In early May, I wrote about the Comprehensive and Progressive Agreement for Trans-Pacific Partnership (CPTPP), which had been signed by all 11 member countries (including Canada) in March and the concern that if the current Liberal government took too long to ratify it, Canadian firms and agricultural producers would lose their first-movers advantage in the market. It is now three months later and Canada still hasn’t ratified the agreement, despite calls from the Official Opposition to do so, especially given the current status of NAFTA negotiations. It raises serious concerns about why the current Liberal government has been stalling and not taking decisive action to protect important Canadian sectors and jobs.

Canada, along with 10 other countries (including Australia, Brunei, Chile, Japan, Malaysia, Mexico, New Zealand, Peru, Singapore, and Vietnam), are signatories to the CPTPP. The agreement reduces tariffs in countries representing 13 per cent of the global economy or a total of $10 trillion. It comes into force 60 days after at least six signatory countries ratify it. Currently, Mexico and Japan are the only countries who’ve ratified the agreement, which has a deadline of February 2019.

What’s interesting is that despite promising to “expeditiously” ratify the CPTPP, the current Liberal government didn’t introduce legislation to ratify it until late in the spring session. Bill C-79 only passed First Reading and remains on the Order Paper, which raises questions about why the Prime Minister and his government waited so long.

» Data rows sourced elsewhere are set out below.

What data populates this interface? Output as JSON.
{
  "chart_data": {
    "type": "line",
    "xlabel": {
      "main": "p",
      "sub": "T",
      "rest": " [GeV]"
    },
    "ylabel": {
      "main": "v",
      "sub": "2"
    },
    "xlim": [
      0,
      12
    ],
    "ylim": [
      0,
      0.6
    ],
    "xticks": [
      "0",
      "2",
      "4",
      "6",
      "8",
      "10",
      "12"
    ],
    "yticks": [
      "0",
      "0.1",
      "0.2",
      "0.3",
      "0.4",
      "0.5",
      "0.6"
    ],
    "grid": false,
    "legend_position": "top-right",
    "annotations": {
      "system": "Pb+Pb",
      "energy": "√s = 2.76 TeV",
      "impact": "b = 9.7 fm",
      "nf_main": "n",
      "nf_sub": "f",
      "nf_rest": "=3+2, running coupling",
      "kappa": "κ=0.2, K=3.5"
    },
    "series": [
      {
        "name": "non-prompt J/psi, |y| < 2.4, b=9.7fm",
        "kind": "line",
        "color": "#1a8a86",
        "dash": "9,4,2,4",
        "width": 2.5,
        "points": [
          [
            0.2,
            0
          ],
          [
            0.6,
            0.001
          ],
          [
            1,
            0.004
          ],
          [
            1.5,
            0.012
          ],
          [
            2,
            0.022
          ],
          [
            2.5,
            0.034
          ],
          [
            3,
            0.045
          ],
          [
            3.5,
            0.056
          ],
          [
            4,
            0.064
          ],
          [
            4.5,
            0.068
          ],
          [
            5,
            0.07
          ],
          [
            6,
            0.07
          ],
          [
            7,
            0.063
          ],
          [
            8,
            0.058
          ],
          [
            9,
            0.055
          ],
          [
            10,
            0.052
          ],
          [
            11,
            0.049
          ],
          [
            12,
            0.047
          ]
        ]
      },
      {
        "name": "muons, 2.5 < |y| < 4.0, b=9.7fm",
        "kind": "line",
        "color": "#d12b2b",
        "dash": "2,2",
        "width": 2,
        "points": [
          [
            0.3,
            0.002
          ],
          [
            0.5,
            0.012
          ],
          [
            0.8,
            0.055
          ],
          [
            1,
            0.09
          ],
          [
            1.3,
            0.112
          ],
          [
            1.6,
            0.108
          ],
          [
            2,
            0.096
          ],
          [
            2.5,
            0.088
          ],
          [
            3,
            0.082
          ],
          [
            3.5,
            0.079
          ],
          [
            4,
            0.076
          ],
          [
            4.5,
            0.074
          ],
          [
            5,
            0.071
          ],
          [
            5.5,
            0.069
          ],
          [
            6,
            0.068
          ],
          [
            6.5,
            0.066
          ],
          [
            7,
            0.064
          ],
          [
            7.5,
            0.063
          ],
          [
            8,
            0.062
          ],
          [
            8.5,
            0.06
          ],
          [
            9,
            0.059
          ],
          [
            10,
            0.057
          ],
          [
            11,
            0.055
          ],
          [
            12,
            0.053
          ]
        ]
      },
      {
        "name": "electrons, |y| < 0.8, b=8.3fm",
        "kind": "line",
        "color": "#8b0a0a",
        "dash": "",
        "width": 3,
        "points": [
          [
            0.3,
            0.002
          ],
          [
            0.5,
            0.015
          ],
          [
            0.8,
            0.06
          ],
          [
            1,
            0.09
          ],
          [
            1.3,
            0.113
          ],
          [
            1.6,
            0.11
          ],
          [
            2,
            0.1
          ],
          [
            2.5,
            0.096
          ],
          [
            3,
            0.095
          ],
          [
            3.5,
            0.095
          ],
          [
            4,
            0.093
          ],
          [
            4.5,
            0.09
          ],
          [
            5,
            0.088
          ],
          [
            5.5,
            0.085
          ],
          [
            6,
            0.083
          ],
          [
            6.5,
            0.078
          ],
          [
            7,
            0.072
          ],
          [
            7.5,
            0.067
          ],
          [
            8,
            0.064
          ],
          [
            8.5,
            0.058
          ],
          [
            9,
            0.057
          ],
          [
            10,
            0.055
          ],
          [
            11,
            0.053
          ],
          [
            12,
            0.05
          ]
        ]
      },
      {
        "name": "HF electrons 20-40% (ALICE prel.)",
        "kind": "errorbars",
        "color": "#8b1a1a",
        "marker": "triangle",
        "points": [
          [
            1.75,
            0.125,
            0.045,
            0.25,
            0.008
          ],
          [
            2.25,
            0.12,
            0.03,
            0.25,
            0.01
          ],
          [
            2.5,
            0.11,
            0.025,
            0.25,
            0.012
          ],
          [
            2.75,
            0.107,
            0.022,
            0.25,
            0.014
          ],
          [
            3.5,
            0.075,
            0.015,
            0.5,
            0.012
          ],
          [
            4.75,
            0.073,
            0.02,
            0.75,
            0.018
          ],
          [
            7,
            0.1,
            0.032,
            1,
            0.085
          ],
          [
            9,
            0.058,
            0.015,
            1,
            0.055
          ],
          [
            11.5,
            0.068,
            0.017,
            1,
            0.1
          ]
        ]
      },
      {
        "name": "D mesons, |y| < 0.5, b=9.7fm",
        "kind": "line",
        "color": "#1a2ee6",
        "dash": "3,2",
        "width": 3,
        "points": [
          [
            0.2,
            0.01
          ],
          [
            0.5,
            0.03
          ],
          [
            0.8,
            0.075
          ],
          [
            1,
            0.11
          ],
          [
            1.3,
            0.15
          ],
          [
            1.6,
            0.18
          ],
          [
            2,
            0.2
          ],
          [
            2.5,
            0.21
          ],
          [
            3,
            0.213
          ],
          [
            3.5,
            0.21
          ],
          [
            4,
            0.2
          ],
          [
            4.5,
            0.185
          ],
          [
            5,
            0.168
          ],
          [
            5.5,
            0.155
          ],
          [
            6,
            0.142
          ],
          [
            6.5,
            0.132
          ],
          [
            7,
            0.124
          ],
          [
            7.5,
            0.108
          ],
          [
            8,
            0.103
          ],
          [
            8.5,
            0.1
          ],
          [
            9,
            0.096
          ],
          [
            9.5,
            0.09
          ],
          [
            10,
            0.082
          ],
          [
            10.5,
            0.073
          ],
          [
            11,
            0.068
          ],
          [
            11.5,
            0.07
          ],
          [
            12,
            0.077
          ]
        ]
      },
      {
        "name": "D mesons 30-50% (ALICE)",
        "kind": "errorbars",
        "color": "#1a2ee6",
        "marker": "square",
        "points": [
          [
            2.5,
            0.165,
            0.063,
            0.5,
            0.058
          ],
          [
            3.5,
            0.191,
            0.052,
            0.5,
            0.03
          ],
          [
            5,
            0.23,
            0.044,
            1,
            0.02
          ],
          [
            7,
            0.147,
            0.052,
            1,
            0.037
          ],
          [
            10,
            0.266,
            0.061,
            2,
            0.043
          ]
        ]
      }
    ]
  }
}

In response to the inaction by the current Liberal government to act in the best interests of vital Canadian industries and jobs, Conservative Leader of the Official Opposition, Andrew Scheer, sent a letter to Prime Minister Justin Trudeau on July 19, 2018, requesting that he immediately convene an emergency session of the House of Commons to approve the CPTPP.

Once again, the words of the current Liberal government don’t match their actions. Prime Minister Justin Trudeau and his government have failed to adequately protect export markets and the hundreds of thousands of Canadian jobs that rely on international trade by failing to take the necessary steps to ratify the CPTPP in the House of Commons. Given that NAFTA negotiations have stalled and with a new deal in jeopardy, Parliament must act now to diversify Canada’s export markets.

On July 18, 2018, Prime Minister Trudeau made significant changes to his cabinet to diversify international trade. This is an opportunity for him to prove to Canadians he’s serious about doing so by agreeing to Mr. Scheer’s request for an emergency session of the House of Commons, as American tariff action against Canadian exports further underscores the need to expand foreign markets for Canadian manufacturers.

The CPTPP has the potential to boost Canadian income by $20 billion over the next decade. If we wait, Canadian firms risk losing first-mover advantages, jeopardizing jobs and supply lines. We cannot wait until fall to act. We must come together as Parliamentarians immediately and approve this critical trade agreement. It’s time for action to protect Canadian interests and jobs.